The badge could be added both to the "Configuration" menu so it would be most visible, and then a matching badge to the "Publish Configuration" menu item so that it would be obvious what section this was tied to.

In order to do this, I think a few different steps would be necessary:

  1. Trigger a request to the /api-umbrella/v1/config/pending_changes.json API endpoint after any API Backend change, Website Backend change, or publishing itself happens in the admin UI.
  2. From that pending_change.json response, figure out the pending count, and then add/remove/update the badge from the menus as appropriate.
  3. Other approaches / optional followup work: The pending_changes.json request may be slow to run, so this may not be the best fit for making this type of frequent request.

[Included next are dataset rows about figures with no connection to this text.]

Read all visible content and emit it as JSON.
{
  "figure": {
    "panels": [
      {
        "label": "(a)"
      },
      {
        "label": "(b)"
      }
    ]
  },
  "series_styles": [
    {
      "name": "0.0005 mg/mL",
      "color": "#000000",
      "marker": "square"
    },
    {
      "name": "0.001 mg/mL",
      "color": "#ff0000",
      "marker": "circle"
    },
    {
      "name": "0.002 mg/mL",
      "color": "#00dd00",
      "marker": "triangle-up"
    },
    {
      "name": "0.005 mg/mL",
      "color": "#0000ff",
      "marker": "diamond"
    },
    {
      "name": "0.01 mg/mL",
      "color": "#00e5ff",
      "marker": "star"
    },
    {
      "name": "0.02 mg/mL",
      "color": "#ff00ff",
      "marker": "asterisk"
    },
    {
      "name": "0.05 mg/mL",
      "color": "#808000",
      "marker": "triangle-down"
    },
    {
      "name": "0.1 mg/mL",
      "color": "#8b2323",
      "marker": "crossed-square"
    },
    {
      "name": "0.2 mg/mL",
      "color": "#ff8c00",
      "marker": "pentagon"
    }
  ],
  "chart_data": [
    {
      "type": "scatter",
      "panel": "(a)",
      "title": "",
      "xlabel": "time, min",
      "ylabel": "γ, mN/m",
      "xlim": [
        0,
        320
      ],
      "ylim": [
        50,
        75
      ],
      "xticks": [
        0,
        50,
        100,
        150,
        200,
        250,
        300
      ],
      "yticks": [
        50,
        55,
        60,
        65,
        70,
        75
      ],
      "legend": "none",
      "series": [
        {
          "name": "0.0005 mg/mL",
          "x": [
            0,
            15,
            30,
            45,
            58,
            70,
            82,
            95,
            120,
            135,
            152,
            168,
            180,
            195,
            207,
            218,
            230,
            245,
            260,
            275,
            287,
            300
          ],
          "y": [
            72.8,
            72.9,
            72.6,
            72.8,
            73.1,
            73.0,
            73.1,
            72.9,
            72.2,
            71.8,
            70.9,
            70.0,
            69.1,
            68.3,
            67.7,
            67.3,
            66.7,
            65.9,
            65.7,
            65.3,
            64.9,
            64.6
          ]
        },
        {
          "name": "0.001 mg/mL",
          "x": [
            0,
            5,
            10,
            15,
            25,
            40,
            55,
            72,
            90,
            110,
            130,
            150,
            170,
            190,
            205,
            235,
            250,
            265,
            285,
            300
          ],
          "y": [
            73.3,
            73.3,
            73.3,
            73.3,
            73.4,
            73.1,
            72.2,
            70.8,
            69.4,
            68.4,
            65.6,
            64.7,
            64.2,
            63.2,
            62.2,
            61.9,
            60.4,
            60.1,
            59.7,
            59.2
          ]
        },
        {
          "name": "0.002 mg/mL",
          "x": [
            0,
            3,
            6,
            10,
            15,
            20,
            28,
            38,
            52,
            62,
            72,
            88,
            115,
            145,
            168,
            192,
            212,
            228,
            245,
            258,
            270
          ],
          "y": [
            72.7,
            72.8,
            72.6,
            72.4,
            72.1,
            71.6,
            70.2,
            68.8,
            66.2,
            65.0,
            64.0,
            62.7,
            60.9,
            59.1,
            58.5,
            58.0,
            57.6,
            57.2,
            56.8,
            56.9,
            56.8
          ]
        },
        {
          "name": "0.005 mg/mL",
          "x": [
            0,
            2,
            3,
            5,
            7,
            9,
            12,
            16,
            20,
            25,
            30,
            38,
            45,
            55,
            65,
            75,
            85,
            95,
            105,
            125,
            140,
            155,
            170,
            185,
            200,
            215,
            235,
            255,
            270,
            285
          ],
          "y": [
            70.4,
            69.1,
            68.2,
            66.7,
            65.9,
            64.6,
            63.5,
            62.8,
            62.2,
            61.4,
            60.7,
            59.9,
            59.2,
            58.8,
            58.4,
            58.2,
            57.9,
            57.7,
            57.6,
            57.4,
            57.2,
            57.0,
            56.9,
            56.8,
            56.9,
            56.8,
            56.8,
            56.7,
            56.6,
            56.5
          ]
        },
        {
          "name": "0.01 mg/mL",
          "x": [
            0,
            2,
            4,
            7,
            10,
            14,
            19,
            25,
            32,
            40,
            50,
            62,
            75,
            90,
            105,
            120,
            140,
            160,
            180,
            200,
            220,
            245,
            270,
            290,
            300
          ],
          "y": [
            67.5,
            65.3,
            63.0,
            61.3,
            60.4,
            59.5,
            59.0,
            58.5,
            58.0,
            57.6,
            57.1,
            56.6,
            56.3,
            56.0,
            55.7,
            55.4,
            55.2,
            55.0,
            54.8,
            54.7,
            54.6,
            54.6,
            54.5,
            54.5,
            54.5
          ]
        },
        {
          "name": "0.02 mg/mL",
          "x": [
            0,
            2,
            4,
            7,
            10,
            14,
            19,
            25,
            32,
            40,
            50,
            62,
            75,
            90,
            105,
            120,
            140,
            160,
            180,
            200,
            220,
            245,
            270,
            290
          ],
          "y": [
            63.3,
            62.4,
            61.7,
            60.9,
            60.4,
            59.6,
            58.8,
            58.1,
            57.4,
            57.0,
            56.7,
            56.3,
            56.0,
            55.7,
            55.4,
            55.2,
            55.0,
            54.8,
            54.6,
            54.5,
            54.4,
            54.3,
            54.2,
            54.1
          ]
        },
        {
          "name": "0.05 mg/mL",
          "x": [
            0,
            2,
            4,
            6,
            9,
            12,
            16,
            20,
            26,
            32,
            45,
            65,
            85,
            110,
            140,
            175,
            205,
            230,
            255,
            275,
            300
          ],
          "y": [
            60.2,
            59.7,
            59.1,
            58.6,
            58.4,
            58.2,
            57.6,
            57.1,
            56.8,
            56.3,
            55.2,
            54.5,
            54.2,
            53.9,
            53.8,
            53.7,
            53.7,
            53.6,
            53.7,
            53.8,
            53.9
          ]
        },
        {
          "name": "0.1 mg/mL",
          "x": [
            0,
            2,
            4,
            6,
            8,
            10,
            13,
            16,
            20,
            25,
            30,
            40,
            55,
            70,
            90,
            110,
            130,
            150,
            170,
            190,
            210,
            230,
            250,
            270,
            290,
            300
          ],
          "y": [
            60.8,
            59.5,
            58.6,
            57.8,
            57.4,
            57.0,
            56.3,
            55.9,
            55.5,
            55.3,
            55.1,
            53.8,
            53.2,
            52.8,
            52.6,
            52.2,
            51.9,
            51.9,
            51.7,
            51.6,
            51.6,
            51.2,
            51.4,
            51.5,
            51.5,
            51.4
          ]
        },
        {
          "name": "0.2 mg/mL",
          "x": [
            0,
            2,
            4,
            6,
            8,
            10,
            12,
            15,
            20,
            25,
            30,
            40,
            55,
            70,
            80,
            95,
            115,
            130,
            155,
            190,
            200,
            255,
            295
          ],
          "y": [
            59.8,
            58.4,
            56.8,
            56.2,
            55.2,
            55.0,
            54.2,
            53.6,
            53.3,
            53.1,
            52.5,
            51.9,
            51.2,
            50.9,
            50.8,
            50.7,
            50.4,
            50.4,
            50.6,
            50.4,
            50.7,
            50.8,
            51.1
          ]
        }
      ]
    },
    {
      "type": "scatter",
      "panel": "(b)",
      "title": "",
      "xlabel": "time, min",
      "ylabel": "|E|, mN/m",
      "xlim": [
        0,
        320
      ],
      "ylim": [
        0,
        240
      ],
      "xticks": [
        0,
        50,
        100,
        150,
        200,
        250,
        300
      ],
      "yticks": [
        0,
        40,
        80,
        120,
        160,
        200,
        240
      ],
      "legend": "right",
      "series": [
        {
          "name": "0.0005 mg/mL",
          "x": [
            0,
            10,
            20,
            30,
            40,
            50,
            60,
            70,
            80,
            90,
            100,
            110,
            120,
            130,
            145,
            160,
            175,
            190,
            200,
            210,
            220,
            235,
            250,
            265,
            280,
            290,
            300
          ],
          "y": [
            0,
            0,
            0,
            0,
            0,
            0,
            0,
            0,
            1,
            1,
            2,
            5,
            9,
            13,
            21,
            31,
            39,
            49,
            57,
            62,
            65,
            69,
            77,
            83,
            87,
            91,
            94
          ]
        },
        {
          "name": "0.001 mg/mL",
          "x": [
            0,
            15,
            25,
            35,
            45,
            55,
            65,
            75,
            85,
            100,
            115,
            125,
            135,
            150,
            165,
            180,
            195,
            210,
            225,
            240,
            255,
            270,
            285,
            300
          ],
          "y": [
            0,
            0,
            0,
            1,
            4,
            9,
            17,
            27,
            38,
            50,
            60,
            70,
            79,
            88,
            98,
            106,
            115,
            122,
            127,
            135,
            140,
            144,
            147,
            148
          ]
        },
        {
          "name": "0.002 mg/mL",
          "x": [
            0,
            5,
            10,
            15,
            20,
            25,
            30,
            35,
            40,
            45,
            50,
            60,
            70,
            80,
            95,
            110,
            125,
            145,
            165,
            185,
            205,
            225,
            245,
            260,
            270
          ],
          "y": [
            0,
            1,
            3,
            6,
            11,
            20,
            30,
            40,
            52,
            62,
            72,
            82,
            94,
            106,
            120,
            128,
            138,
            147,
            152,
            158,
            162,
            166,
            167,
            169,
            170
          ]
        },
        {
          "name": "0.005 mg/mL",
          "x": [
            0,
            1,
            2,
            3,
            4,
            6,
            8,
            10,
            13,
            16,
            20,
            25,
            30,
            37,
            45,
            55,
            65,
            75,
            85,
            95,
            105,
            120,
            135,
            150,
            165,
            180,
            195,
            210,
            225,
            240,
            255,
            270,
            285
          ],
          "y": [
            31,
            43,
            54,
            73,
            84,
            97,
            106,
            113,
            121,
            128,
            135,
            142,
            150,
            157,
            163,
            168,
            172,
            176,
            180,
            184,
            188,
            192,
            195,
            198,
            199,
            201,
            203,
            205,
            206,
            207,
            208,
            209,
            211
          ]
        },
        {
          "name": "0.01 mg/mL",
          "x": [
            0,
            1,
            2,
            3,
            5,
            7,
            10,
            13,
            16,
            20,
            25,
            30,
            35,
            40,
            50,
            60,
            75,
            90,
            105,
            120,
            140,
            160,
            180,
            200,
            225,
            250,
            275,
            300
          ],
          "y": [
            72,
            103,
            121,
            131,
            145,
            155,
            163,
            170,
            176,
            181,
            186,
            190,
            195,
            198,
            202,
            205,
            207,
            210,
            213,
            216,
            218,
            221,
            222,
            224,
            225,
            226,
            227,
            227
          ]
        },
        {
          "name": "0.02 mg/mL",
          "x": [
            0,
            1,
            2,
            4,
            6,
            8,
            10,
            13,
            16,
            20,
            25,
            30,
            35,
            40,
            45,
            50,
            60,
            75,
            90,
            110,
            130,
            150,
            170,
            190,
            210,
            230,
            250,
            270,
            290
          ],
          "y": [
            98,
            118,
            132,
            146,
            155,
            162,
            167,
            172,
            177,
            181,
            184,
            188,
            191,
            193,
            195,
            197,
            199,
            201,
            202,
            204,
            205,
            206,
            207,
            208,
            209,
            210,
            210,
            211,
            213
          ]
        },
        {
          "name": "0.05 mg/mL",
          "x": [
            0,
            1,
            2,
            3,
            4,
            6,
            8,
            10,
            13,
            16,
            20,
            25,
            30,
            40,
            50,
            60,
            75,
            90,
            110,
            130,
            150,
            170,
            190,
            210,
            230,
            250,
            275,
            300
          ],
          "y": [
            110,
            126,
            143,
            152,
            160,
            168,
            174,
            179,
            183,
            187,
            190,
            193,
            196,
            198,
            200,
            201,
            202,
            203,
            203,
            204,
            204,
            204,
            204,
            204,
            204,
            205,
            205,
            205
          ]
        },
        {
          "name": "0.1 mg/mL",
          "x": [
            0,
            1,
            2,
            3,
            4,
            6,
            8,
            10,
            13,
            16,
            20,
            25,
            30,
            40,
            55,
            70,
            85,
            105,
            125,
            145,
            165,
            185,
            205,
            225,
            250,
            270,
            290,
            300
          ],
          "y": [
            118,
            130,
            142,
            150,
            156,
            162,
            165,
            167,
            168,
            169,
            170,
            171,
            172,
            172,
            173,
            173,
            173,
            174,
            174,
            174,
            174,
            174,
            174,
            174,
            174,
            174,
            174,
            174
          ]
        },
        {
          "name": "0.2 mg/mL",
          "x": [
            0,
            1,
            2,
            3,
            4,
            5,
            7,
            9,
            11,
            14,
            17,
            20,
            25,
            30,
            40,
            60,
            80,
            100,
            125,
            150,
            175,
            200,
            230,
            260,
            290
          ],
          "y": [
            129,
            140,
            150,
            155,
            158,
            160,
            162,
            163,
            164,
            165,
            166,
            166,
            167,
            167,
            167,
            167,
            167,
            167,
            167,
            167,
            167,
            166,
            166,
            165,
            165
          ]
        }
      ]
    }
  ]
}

For example, it takes about 3s for this request to complete for me in production (although, it may not be as slow for non-superuser admins). But a few other ideas of things we could do to improve this:
    • Create a variation of the API, like pending_changes.json?counts_only=true that may be able to return more quickly if it's optimized around just returning the counts. I'm not 100% sure where the bottlenecks are currently, but if it's in generating some of the YAML content for the diff purposes, we could maybe come up with a simpler response format for just the counts.
    • Alternatively, we could look to optimize the full pending_changes.json if the bottlenecks are more fundamental, but that API still returns a boat load of unnecessary data, so I think the counts-only response could still make sense.
    • If adding hooks to make this separate request to pending_changes.json after each change proves difficult, we could also consider integrating this pending count data into the underlying API Backend and Website Backend POST/PUT requests, so that when changes are made, it's contained directly as extra metadata on that request.